The border has reopened to “non-essential traffic” on both sides in recent months, said Jeffrey Ayres, professor of political science and international relations and director of the Saint Michael’s Center for Global Engagement, who contributed to a January 28 webinar titled “Reunited States: Onward and Upward.”

This virtual event, sponsored by the New England Canada Business Council as well as the Consulate General of Canada in Boston and the Government of Quebec, was a follow-up to the Border Barometer project to which Ayres was a major contributor last year, writing a section on the border shared by Quebec, Vermont and northeastern New York.logo

“The idea for this recent webinar was that the start of the new year is a good time to revisit the impact of the border closure, and to reflect on how things have changed now that the border is open,” Ayres said. “The thrust of it was to address questions such as: how did the border closure reshape border communities in New England and Eastern Canada? What are the economic and social prospects for the respective communities now that the border has reopened? What are the continental implications and lessons learned from this region and all across the U.S.-Canada border?

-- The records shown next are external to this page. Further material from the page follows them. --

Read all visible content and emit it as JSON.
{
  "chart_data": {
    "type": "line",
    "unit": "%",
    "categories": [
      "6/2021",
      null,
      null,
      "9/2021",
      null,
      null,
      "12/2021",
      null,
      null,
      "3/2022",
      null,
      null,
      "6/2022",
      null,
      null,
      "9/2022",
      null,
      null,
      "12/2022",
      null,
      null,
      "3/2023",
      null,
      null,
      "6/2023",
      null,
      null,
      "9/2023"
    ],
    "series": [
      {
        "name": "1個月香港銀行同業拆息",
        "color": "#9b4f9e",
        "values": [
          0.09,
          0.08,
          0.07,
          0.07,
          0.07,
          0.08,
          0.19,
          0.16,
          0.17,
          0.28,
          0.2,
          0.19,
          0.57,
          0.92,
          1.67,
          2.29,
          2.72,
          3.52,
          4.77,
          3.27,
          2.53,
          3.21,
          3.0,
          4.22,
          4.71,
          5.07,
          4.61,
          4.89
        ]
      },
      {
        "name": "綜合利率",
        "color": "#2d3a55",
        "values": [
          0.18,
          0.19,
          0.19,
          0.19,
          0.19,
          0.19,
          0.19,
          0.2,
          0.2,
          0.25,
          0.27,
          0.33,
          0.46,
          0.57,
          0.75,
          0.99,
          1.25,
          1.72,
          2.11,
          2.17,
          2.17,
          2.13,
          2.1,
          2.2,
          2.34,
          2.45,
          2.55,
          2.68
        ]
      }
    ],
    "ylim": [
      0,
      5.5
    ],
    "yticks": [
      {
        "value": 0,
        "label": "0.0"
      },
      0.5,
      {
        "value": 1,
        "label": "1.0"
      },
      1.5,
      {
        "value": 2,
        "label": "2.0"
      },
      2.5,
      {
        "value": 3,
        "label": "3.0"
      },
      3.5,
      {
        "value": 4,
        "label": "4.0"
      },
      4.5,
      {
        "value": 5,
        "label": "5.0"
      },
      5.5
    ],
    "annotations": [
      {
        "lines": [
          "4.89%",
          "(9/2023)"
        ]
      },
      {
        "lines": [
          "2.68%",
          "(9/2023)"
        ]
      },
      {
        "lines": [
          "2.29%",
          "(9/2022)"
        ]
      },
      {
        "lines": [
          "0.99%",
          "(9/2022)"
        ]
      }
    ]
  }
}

Ayres said he heard near consensus among participants on several key points:

  • That “impacts were especially damaging on local communities along the border from the mom and pop cross-border business to families accustomed to crossing regularly.” Family connections and small businesses that depended on cross-border traffic were deemed “non-essential” in closure guidelines and ended up feeling much more dramatic impacts than official planners may have anticipated. “To divide communities this way dismissed the importance of family connections, as close families and friends were not able to see each other for months on end,” said Ayres, so this will be an issue of which to be more mindful in any possible future border-closing scenarios.
  • A considerable amount of bilateral collaboration and policy-making occurred following the abrupt border closure by the U.S. to all traffic following the September 11, 2001 terrorist attacks. “Both countries recognized the necessity of closing the border in March 2020 as the pandemic accelerated, but also that the essential traffic continuation was critical in being able to maintain commerce and cross-border supply chains – it was critical that essential traffic kept lowing,” and truck traffic returned relatively quickly to nearly pre-pandemic levels.
  • Some in the webinar argued that the closure this time was too heavy-handed and needed to be more sensitive to pronounced regional differences that exist along so vast a border, from Alaska and Yukon all the way to Maine and New Brunswick. “A major takeaway from this experience of shutting the border for so long is to think next time about mitigating risk rather than shutting down all non-essential travel,” Ayres said.
  • Many others argued that the two countries need to do a better job of collaborating since, even going back to March of 2020 when the pandemic took hold, “it was clear the entire time that there wasn’t a significant amount of bilateral coordination taking place,” even though the U.S. and Canada closed their borders on the same day.
  • Traffic remains down along either side of the border given the many questions raised among both populations by the omicron variant so it’s too early to take stock of the full impacts of the closure. “A lot remains unclear and there is a lot of hesitancy by people to cross the border so it will be quite some time to be back to pre-pandemic levels,” Ayres said.

Moderating the webinar discussion was Chris Sands, director of the Canada Center of the Woodrow Wilson Center, a policy think tank in Washington D.C. Other participants included business people from the New England Business Council, some government leaders and other scholars from the earlier Border Barometer study including Ayres.